Your mistake is that you took $\Delta n_g=2$ when it should be $1$. Remember it is asking for the internal energy change for the reaction (this can be seen by the fact that kJ/mol is being asked, not kJ-remember dividing by moles makes this intensive so there is no dependency on number of moles taken). Thus, the moles of water taken is irrelevant and $\Delta n_g$ only depends upon the stoichiometric coefficients. Since the reaction is $\ce{H2O(l) -> H2O(g)}$, so $\Delta n_g$=1.The mass of water given is just the examiner trying to trick(or rather, test) you.

That being said, I might add that the question is poorly framed and also somewhat ambiguous. This is because of 2 reasons:-

  1. It should be clearly mentioned that internal energy of vapourisation of the reaction is being asked and the only hint of this is kJ/mol which is easy to miss.
  2. Additionally, it should be made explicit that internal energy of vapourisation of the reaction $\ce{H2O(l) -> H2O(g)}$ is being asked because it can vary depending on if it is $\ce{H2O(l) -> H2O(g)}$ or $\ce{2H2O(l) -> 2H2O(g)}$ or $\ce{3H2O(l) -> 3H2O(g)}$ etc.(see addendum for more)

However, some texts define enthalpy of vapourisation and internal energy of vapourisation as the $ \Delta U$ and $\Delta H$ of the reaction when 1 mol of the compound is undergoing phase transition, and then the above 2 points don't hold because if moles are taken, then stoichiometric coefficient magnitudes are irrelevant and only their ratios are important.
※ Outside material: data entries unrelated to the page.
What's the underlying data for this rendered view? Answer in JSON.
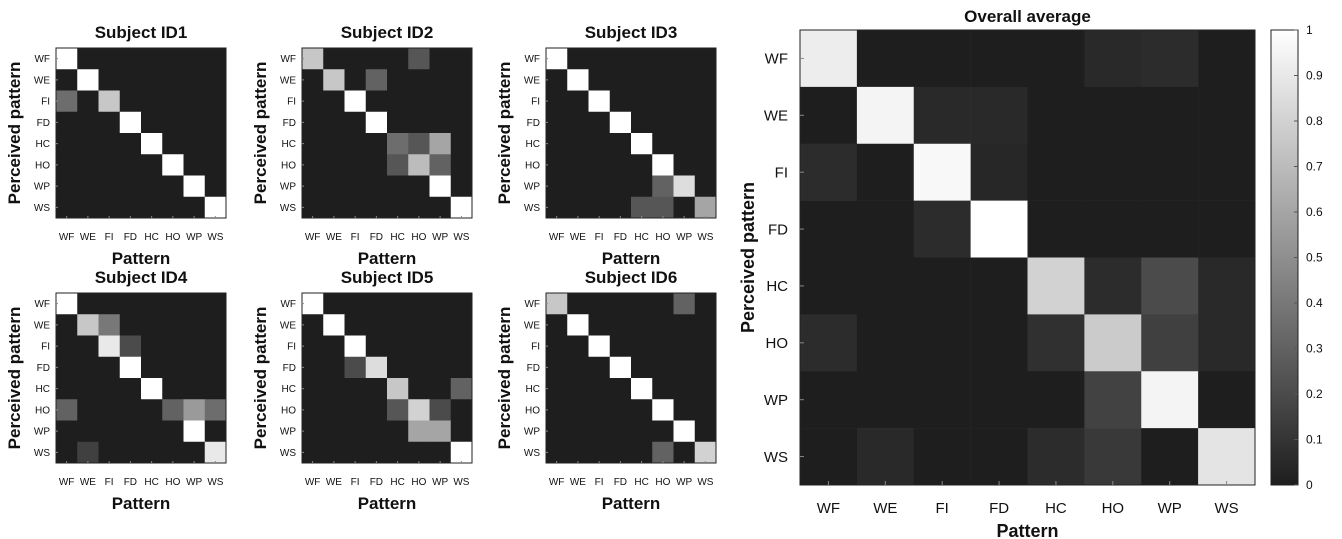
{
  "chart_data": [
    {
      "type": "heatmap",
      "title": "Subject ID1",
      "xlabel": "Pattern",
      "ylabel": "Perceived pattern",
      "x_categories": [
        "WF",
        "WE",
        "FI",
        "FD",
        "HC",
        "HO",
        "WP",
        "WS"
      ],
      "y_categories": [
        "WF",
        "WE",
        "FI",
        "FD",
        "HC",
        "HO",
        "WP",
        "WS"
      ],
      "values": [
        [
          1,
          0,
          0,
          0,
          0,
          0,
          0,
          0
        ],
        [
          0,
          1,
          0,
          0,
          0,
          0,
          0,
          0
        ],
        [
          0.35,
          0,
          0.75,
          0,
          0,
          0,
          0,
          0
        ],
        [
          0,
          0,
          0,
          1,
          0,
          0,
          0,
          0
        ],
        [
          0,
          0,
          0,
          0,
          1,
          0,
          0,
          0
        ],
        [
          0,
          0,
          0,
          0,
          0,
          1,
          0,
          0
        ],
        [
          0,
          0,
          0,
          0,
          0,
          0,
          1,
          0
        ],
        [
          0,
          0,
          0,
          0,
          0,
          0,
          0,
          1
        ]
      ]
    },
    {
      "type": "heatmap",
      "title": "Subject ID2",
      "xlabel": "Pattern",
      "ylabel": "Perceived pattern",
      "x_categories": [
        "WF",
        "WE",
        "FI",
        "FD",
        "HC",
        "HO",
        "WP",
        "WS"
      ],
      "y_categories": [
        "WF",
        "WE",
        "FI",
        "FD",
        "HC",
        "HO",
        "WP",
        "WS"
      ],
      "values": [
        [
          0.75,
          0,
          0,
          0,
          0,
          0.25,
          0,
          0
        ],
        [
          0,
          0.75,
          0,
          0.3,
          0,
          0,
          0,
          0
        ],
        [
          0,
          0,
          1,
          0,
          0,
          0,
          0,
          0
        ],
        [
          0,
          0,
          0,
          1,
          0,
          0,
          0,
          0
        ],
        [
          0,
          0,
          0,
          0,
          0.35,
          0.25,
          0.6,
          0
        ],
        [
          0,
          0,
          0,
          0,
          0.25,
          0.7,
          0.3,
          0
        ],
        [
          0,
          0,
          0,
          0,
          0,
          0,
          1,
          0
        ],
        [
          0,
          0,
          0,
          0,
          0,
          0,
          0,
          1
        ]
      ]
    },
    {
      "type": "heatmap",
      "title": "Subject ID3",
      "xlabel": "Pattern",
      "ylabel": "Perceived pattern",
      "x_categories": [
        "WF",
        "WE",
        "FI",
        "FD",
        "HC",
        "HO",
        "WP",
        "WS"
      ],
      "y_categories": [
        "WF",
        "WE",
        "FI",
        "FD",
        "HC",
        "HO",
        "WP",
        "WS"
      ],
      "values": [
        [
          1,
          0,
          0,
          0,
          0,
          0,
          0,
          0
        ],
        [
          0,
          1,
          0,
          0,
          0,
          0,
          0,
          0
        ],
        [
          0,
          0,
          1,
          0,
          0,
          0,
          0,
          0
        ],
        [
          0,
          0,
          0,
          1,
          0,
          0,
          0,
          0
        ],
        [
          0,
          0,
          0,
          0,
          1,
          0,
          0,
          0
        ],
        [
          0,
          0,
          0,
          0,
          0,
          1,
          0,
          0
        ],
        [
          0,
          0,
          0,
          0,
          0,
          0.3,
          0.85,
          0
        ],
        [
          0,
          0,
          0,
          0,
          0.25,
          0.25,
          0,
          0.6
        ]
      ]
    },
    {
      "type": "heatmap",
      "title": "Subject ID4",
      "xlabel": "Pattern",
      "ylabel": "Perceived pattern",
      "x_categories": [
        "WF",
        "WE",
        "FI",
        "FD",
        "HC",
        "HO",
        "WP",
        "WS"
      ],
      "y_categories": [
        "WF",
        "WE",
        "FI",
        "FD",
        "HC",
        "HO",
        "WP",
        "WS"
      ],
      "values": [
        [
          1,
          0,
          0,
          0,
          0,
          0,
          0,
          0
        ],
        [
          0,
          0.75,
          0.4,
          0,
          0,
          0,
          0,
          0
        ],
        [
          0,
          0,
          0.9,
          0.2,
          0,
          0,
          0,
          0
        ],
        [
          0,
          0,
          0,
          1,
          0,
          0,
          0,
          0
        ],
        [
          0,
          0,
          0,
          0,
          1,
          0,
          0,
          0
        ],
        [
          0.3,
          0,
          0,
          0,
          0,
          0.3,
          0.55,
          0.35
        ],
        [
          0,
          0,
          0,
          0,
          0,
          0,
          1,
          0
        ],
        [
          0,
          0.15,
          0,
          0,
          0,
          0,
          0,
          0.9
        ]
      ]
    },
    {
      "type": "heatmap",
      "title": "Subject ID5",
      "xlabel": "Pattern",
      "ylabel": "Perceived pattern",
      "x_categories": [
        "WF",
        "WE",
        "FI",
        "FD",
        "HC",
        "HO",
        "WP",
        "WS"
      ],
      "y_categories": [
        "WF",
        "WE",
        "FI",
        "FD",
        "HC",
        "HO",
        "WP",
        "WS"
      ],
      "values": [
        [
          1,
          0,
          0,
          0,
          0,
          0,
          0,
          0
        ],
        [
          0,
          1,
          0,
          0,
          0,
          0,
          0,
          0
        ],
        [
          0,
          0,
          1,
          0,
          0,
          0,
          0,
          0
        ],
        [
          0,
          0,
          0.2,
          0.85,
          0,
          0,
          0,
          0
        ],
        [
          0,
          0,
          0,
          0,
          0.75,
          0,
          0,
          0.3
        ],
        [
          0,
          0,
          0,
          0,
          0.25,
          0.8,
          0.2,
          0
        ],
        [
          0,
          0,
          0,
          0,
          0,
          0.6,
          0.6,
          0
        ],
        [
          0,
          0,
          0,
          0,
          0,
          0,
          0,
          1
        ]
      ]
    },
    {
      "type": "heatmap",
      "title": "Subject ID6",
      "xlabel": "Pattern",
      "ylabel": "Perceived pattern",
      "x_categories": [
        "WF",
        "WE",
        "FI",
        "FD",
        "HC",
        "HO",
        "WP",
        "WS"
      ],
      "y_categories": [
        "WF",
        "WE",
        "FI",
        "FD",
        "HC",
        "HO",
        "WP",
        "WS"
      ],
      "values": [
        [
          0.75,
          0,
          0,
          0,
          0,
          0,
          0.3,
          0
        ],
        [
          0,
          1,
          0,
          0,
          0,
          0,
          0,
          0
        ],
        [
          0,
          0,
          1,
          0,
          0,
          0,
          0,
          0
        ],
        [
          0,
          0,
          0,
          1,
          0,
          0,
          0,
          0
        ],
        [
          0,
          0,
          0,
          0,
          1,
          0,
          0,
          0
        ],
        [
          0,
          0,
          0,
          0,
          0,
          1,
          0,
          0
        ],
        [
          0,
          0,
          0,
          0,
          0,
          0,
          1,
          0
        ],
        [
          0,
          0,
          0,
          0,
          0,
          0.3,
          0,
          0.8
        ]
      ]
    },
    {
      "type": "heatmap",
      "title": "Overall average",
      "xlabel": "Pattern",
      "ylabel": "Perceived pattern",
      "x_categories": [
        "WF",
        "WE",
        "FI",
        "FD",
        "HC",
        "HO",
        "WP",
        "WS"
      ],
      "y_categories": [
        "WF",
        "WE",
        "FI",
        "FD",
        "HC",
        "HO",
        "WP",
        "WS"
      ],
      "values": [
        [
          0.92,
          0,
          0,
          0,
          0,
          0.05,
          0.06,
          0
        ],
        [
          0,
          0.95,
          0.05,
          0.05,
          0,
          0,
          0,
          0
        ],
        [
          0.06,
          0,
          0.97,
          0.04,
          0,
          0,
          0,
          0
        ],
        [
          0,
          0,
          0.06,
          1,
          0,
          0,
          0,
          0
        ],
        [
          0,
          0,
          0,
          0,
          0.8,
          0.06,
          0.2,
          0.05
        ],
        [
          0.06,
          0,
          0,
          0,
          0.08,
          0.77,
          0.15,
          0.05
        ],
        [
          0,
          0,
          0,
          0,
          0,
          0.16,
          0.95,
          0
        ],
        [
          0,
          0.05,
          0,
          0,
          0.06,
          0.12,
          0,
          0.88
        ]
      ],
      "colorbar": {
        "range": [
          0,
          1
        ],
        "ticks": [
          "0",
          "0.1",
          "0.2",
          "0.3",
          "0.4",
          "0.5",
          "0.6",
          "0.7",
          "0.8",
          "0.9",
          "1"
        ]
      }
    }
  ]
}
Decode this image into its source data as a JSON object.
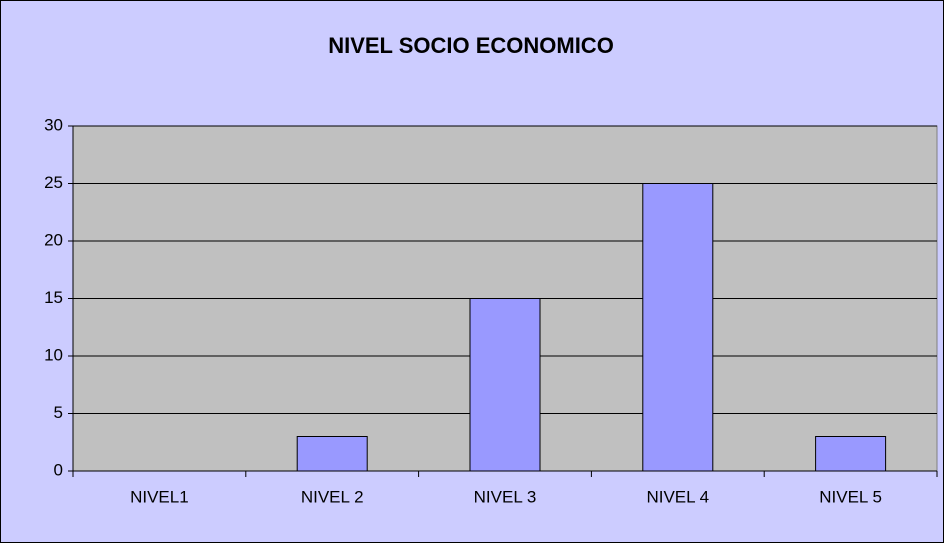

Just in case you want some depth in this topic, remember that in any calculation of $ \Delta _rH$ and $ \Delta _r U$ we assume the number of moles of the reactants/products to be same as that of the stoichiometric coefficients. This is because by definition, $ \Delta _rH$ and $ \Delta _r U$ depend only on the reaction equation and not on particular reactions in which we can vary the number of moles being taken.If you calculate $ \Delta H$ or $ \Delta U$ of a particular reaction, then that cannot be defined as $ \Delta _rH$ or $ \Delta _r U$ unless the number of moles of every reactant and product matches the stoichiometric coefficients. Finally, note that stoichiometric coefficients need not be the simplest ratios i.e. $ \Delta _rH$ will be different for each of $\ce{H2O(l) -> H2O(g)}$, $\ce{2H2O(l) -> 2H2O(g)}$ and $\ce{3H2O(l) -> 3H2O(g)}$ because the stoichiometric coefficients are different.